Minority Postdoctoral Fellows Join the Ranks
Two new Minority Postdoctoral Fellows have joined Teachers College this fall. Joya Carter, Ph.D., who just completed her doctoral studies at Syracuse University, will be continuing her research on inclusive schooling. Detris Honora, Ed.D., is a graduate of Harvard University Graduate School of Education in the department of Human Development and Psychology. Honora focuses her research on factors that influence school achievement among adolescents.
"Last year I was thinking about what I wanted to do this year," said Carter. "I thought every university was like Syracuse in the way they dealt with inclusion issues. I looked at tenure track positions that had the same paradigm I was coming from."
In addition to looking into several tenure track positions, Carter heard about TC's minority postdoctoral program. "When you think about having a year of time where you have the support -- financial, time, mentoring -- it is a year to jump start my career," Carter said. She will use her time at Teachers College to expand on a project she started in Syracuse. In order to better define Africana feminist thought, she is currently looking at ten African-American women who have received doctorates in inclusion or special education and are pursuing academic careers.
"Several of the women went into major white universities," Carter said. "Some of the issues were that they weren't socialized -- transitioning from a grad student into the demands of a professor and a writer."
Carter's research is a kind of reflective study of her own experience as an African-American woman moving toward an academic career. Her dissertation looked at the young children learning and growing without stereotypes and prejudices in a mainstream classroom setting. Carter likens the experience of African-American grad students coming out of historically black colleges, seeking positions in predominantly white universities, to the young children she studied.
Coming from a family of educators in Atlanta, Carter did not originally expect to work in education. As an undergraduate, she wanted to be a psychologist. However, a temporary teaching position made her realize she really loved working with children.
"My interest in inclusion came with the issue of over-representation of students of color in special education classes and under-representation in gifted programs," Carter explained. Her dissertation gives examples of how inclusion works.
"Nowhere do I walk away with the idea that it doesn't work, but it looks different in different classrooms," she said. Similarly, she continued, "Black colleges have a different perspective of how scholarship is defined."
The historically black colleges, Carter said, are focused primarily on teaching and service. "It is hard to teach seven classes a year and meet the demands for writing," she added. "It is hard to be connected to the community and still do ten publications in three years." Her research will look at the issues of creating an entry for women of color into white universities.
In a similar vein, Detris Honora is using this time as a postdoctoral fellow to get back to doing more research and writing. For the last three years, she has been working as an assistant professor at Southern University, a teaching institute. Aside from teaching four classes per semester, she was advising more than 40 students.
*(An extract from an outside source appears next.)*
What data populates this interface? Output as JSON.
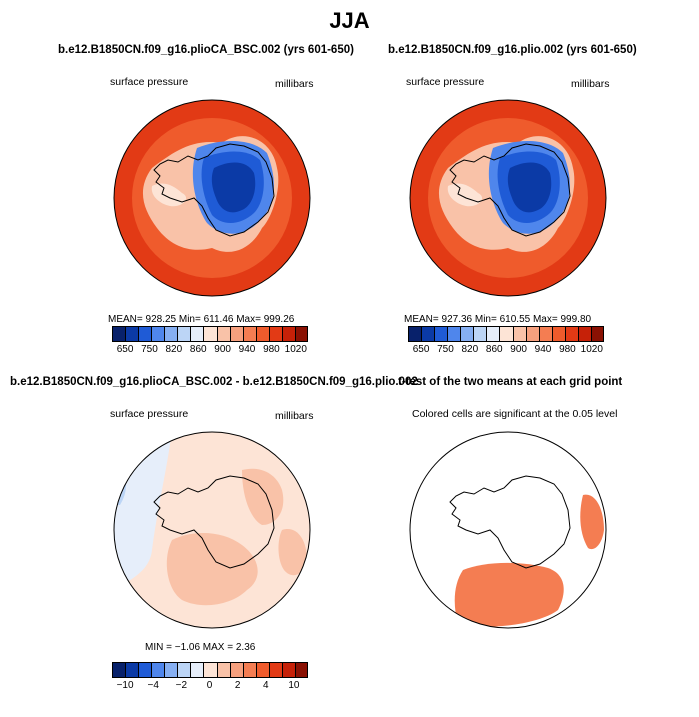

One of her proudest accomplishments was getting undergraduate students involved in scientific research. "During my first year, five of my undergraduate students had their papers accepted for professional conferences at the local and national level," Honora said.
"Right now, I am attempting to expand on the study I did for my dissertation," she said. In that study she looked at how poor and minority adolescents view the future and how their views of the future shape their academic performance. As part of that research, Honora looked at goal-setting and planning behaviors, as well as how optimistic the young people were in their ability to plan their strategies and whether they believed they would reach their goals.
As a postdoctoral fellow Honora will be collecting data on a larger group of rural and urban students in the South. "For someone from a small rural community to have accomplished what I have, it isn't hard for me to reflect on what got me here and find out what helps other adolescents in similar rural communities to set goals," she said.
She will track students from seventh grade through their high school graduation, helping them to plan and strategize how to reach their goals. The students will be compared to a control group that will not learn these same strategies.
Her previous work showed that high achieving girls set more goals, were more optimistic and had more strategies than any other group in the study. "When I looked at students' thoughts and feelings about the future, I found that African-American boys had a negative view of the future regardless of their achievements," Honora said. "Even though half were achieving at higher levels, they still didn't think they would reach their goals. They felt that no matter how hard they worked they wouldn't accomplish what they set out to accomplish."
These boys, she said, believed that although they were good enough to excel in school, education would not help them.
While at TC, Honora hopes to track the students she followed for her dissertation study to see how their goals, expectations and views of the future may have changed over time. Her current research will explore the connection between academic achievement and perspective on the future as well as the connection between that perspective and risk behavior exhibited by adolescents.